Other families say the money will cover basic expenses. Gwendolyn, who told Intelligencer that she is a trans mother of two and asked to be referred to by her first name only, said that she’s unemployed because of the pandemic. Even before the pandemic, when she and her wife both worked, “making ends meet was a real struggle.” The couple had to declare bankruptcy after they fell behind on their mortgage payments. “If we get the CTC or the Biden Bucks around the same time every month, that will cover two payments for two different medical debts that we have, and that also covers the trustee payment for our bankruptcy,” she said. There’s an additional benefit to the payment, she continued: “It’s actually facilitated me getting a little bit of transition-related treatment as well that really helped one of the big areas that I have trouble with.”
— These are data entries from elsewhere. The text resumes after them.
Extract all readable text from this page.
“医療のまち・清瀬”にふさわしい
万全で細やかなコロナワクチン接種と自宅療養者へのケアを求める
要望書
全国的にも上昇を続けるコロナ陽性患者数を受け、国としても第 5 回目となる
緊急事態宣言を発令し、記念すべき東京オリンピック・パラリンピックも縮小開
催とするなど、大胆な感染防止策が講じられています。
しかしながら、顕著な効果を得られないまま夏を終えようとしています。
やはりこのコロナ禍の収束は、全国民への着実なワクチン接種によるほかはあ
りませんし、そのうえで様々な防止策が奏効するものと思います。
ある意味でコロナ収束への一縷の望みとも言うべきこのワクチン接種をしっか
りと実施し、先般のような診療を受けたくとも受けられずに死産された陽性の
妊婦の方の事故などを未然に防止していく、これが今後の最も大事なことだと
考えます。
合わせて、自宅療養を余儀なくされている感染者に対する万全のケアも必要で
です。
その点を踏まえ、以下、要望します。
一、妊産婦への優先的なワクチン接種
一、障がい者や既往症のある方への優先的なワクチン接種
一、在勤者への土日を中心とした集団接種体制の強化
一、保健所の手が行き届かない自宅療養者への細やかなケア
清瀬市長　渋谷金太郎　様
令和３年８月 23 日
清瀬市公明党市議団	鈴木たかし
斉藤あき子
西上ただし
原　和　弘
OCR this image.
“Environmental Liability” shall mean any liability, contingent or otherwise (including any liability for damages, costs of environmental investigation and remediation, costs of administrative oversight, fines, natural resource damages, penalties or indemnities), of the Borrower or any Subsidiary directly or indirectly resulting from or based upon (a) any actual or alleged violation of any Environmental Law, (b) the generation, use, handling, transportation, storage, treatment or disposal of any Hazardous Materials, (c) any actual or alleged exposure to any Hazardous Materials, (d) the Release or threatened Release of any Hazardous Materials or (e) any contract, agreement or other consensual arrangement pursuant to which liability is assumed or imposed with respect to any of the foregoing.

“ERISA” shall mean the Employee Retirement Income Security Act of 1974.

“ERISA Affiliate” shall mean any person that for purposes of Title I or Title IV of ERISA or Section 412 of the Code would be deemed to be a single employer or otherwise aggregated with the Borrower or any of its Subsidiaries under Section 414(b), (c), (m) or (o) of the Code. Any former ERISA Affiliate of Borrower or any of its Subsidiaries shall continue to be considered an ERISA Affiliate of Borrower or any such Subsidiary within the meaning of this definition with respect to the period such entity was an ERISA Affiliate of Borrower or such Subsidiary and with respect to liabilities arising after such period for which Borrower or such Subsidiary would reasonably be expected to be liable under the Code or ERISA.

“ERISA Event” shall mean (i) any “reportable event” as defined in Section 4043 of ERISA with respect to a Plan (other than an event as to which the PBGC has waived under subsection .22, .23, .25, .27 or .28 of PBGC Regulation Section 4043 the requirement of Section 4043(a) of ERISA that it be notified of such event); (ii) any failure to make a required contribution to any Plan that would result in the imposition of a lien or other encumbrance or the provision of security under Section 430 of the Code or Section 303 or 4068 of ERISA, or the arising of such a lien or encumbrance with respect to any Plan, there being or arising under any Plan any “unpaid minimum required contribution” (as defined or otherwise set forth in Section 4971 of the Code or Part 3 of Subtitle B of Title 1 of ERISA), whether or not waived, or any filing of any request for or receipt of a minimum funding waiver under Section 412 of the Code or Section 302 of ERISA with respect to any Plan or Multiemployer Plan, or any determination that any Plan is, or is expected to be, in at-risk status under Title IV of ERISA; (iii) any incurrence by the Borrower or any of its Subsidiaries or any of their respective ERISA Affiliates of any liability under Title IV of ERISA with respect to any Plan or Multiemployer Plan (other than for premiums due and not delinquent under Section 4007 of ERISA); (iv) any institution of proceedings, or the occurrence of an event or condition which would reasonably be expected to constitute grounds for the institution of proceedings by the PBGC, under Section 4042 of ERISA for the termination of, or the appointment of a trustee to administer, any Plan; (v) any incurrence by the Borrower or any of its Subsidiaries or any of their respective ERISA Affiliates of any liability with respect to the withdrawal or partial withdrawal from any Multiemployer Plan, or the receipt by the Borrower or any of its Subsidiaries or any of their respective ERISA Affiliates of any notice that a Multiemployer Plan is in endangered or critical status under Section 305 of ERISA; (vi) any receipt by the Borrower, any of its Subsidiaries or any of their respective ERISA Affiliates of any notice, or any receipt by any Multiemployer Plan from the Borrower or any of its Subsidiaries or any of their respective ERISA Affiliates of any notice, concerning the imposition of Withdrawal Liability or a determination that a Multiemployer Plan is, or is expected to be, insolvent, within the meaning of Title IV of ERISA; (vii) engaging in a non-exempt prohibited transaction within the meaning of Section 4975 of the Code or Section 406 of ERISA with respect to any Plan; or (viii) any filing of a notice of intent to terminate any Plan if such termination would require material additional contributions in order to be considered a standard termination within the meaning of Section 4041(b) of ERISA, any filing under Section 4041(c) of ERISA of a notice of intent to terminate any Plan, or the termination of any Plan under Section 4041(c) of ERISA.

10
Alan Good, who has two children, said that he and his kids had a slight disagreement over how to use their new funds. “When I heard about the child tax credit, I wanted to set it aside in savings accounts for the kids for their college. My wife wanted to use it for groceries. Of course, the kids thought they should just get to buy a ton of Legos,” said Good. Although the payment would certainly buy a lot of Legos, it’s probably going toward medical bills instead, he said. His oldest son had a seizure earlier this year. “We probably haven’t received all the bills yet, but so far, between the two-block ambulance ride and the short ER stay, we’re close to $1,500 in bills,” he said. “We’re finally pretty stable financially, but a few years ago something like this would have been devastating — like, beyond the horror of the event, the stress of how we were going to pay for any of this would have been awful. So I don’t even know how long these payments are going to last, but it looks like the first three months’ worth are earmarked for paying these bills.”
For Lily, who also asked that Intelligencer refer to her by her first name only, the payment meant she could run out to Costco for a big box of diapers for her infant son. Though she works full-time, she said she lives paycheck to paycheck and run an OnlyFans account on the side to help make ends meet. For once, she said, “my bank account wasn’t almost empty. It was a relief.” She had heard that people would get checks in the mail. “I was definitely skeptical when I checked my account and surprised it was there,” she said. She’d like the tax credit to become permanent. “That would be nice,” she said.
The future of the child tax credit depends largely on the whims of Congress. But Wiggin hopes that everyone understands just how crucial the policy is for families. “A lot of people are like, Well, I don’t have kids,” she said. “Whereas for me, it’s like, I have kids; I don’t have a mortgage. So your mortgage tax credit doesn’t have anything in it for me. But that’s okay, because I know it does a lot for you. This does a lot for me.”
This piece has been updated to correct Stuart Wood’s name.